Les agrafes insérées dans les maçonneries, invisibles, ont été restaurées ou recréées, tout comme les sculptures, exposées aux conditions climatiques et qui furent elles aussi soumises à une restauration ou une recréation complète. Des colonnes massives aux parties de la voûte à caissons et fleurons, chaque élément architectural et décoratif retrouve son éclat originel. Le clou du spectacle demeure bien évidemment le panorama à 360° sur toute la capitale. Surplombant tous les toits sans se détacher du paysage urbain comme l’on peut le ressentir sur les passerelles de la Dame de fer, la vue des parties hautes du Panthéon domine tout le quartier latin. Des heures ne suffiraient pas pour relever chaque quartier, chaque monument, strates architecturales offertes par la ville, de la colline de Montmatre au quartier des Olympiades, de l’Arc de Triomphe au bois de Vincennes. Boudé par les Français, 70 % des visiteurs de 2015 étaient étrangers. Gageons que cette réouverture des parties hautes créera un déclic chez le public francophone, curieux de redécouvrir ce monument à la gloire des grands hommes et sa vue imprenable sur la capitale.
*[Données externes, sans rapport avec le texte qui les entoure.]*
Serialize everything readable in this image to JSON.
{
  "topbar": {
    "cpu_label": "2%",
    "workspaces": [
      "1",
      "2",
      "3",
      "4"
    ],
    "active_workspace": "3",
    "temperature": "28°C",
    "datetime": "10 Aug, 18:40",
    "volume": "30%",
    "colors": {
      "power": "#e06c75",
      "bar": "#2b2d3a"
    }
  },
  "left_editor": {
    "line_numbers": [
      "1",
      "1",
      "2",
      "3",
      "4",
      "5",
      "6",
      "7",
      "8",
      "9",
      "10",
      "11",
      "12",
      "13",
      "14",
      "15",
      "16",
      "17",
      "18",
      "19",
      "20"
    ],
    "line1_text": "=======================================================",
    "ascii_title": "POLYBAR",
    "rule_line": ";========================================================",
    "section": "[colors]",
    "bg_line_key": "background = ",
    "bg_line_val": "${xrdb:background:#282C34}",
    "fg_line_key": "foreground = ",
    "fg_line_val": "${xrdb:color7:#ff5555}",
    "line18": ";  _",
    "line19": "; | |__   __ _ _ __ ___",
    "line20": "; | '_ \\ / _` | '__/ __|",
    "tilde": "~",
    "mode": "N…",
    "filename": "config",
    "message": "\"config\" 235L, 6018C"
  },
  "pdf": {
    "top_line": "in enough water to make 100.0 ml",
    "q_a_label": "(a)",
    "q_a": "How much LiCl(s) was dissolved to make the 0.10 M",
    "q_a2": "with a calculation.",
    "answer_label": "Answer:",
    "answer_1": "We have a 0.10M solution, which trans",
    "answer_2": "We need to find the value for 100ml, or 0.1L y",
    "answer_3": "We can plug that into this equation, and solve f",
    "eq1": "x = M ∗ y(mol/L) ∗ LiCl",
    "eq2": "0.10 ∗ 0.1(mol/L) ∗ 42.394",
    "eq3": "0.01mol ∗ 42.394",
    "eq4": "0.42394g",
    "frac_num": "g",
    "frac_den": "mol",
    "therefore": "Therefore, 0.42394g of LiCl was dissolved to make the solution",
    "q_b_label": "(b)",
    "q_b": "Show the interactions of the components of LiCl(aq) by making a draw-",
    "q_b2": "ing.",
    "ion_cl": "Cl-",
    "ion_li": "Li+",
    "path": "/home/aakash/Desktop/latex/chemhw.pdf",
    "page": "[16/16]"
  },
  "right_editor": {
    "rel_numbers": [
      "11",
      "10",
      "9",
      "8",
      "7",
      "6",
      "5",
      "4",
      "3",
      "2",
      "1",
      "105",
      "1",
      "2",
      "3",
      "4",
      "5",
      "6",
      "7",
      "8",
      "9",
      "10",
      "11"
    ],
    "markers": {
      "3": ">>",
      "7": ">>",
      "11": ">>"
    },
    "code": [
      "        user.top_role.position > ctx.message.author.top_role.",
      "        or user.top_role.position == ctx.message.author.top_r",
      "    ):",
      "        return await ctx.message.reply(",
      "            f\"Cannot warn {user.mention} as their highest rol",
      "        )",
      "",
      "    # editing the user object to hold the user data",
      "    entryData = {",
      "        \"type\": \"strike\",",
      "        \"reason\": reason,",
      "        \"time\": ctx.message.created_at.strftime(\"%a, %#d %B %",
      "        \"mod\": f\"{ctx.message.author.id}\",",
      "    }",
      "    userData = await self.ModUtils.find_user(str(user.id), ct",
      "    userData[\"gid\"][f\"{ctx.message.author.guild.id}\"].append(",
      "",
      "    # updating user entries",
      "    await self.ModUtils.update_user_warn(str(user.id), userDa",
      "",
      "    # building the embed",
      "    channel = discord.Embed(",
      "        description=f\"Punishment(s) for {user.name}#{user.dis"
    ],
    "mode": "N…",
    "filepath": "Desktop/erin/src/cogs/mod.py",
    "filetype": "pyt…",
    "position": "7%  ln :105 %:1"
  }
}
Accessibles dès le 1er avril 2016, les parties hautes du Panthéon se visitent par groupe de 50 personnes maximum, à travers six horaires de visite : 10h15 (réservées aux groupes et tours opérateurs), 11h00, 12h00, 13h30, 14h30, 15h30 et 16h30. Comptez une heure de visite et un supplément de 2 € sur le billet d’entrée du monument pour accéder au péristyle de l’édifice.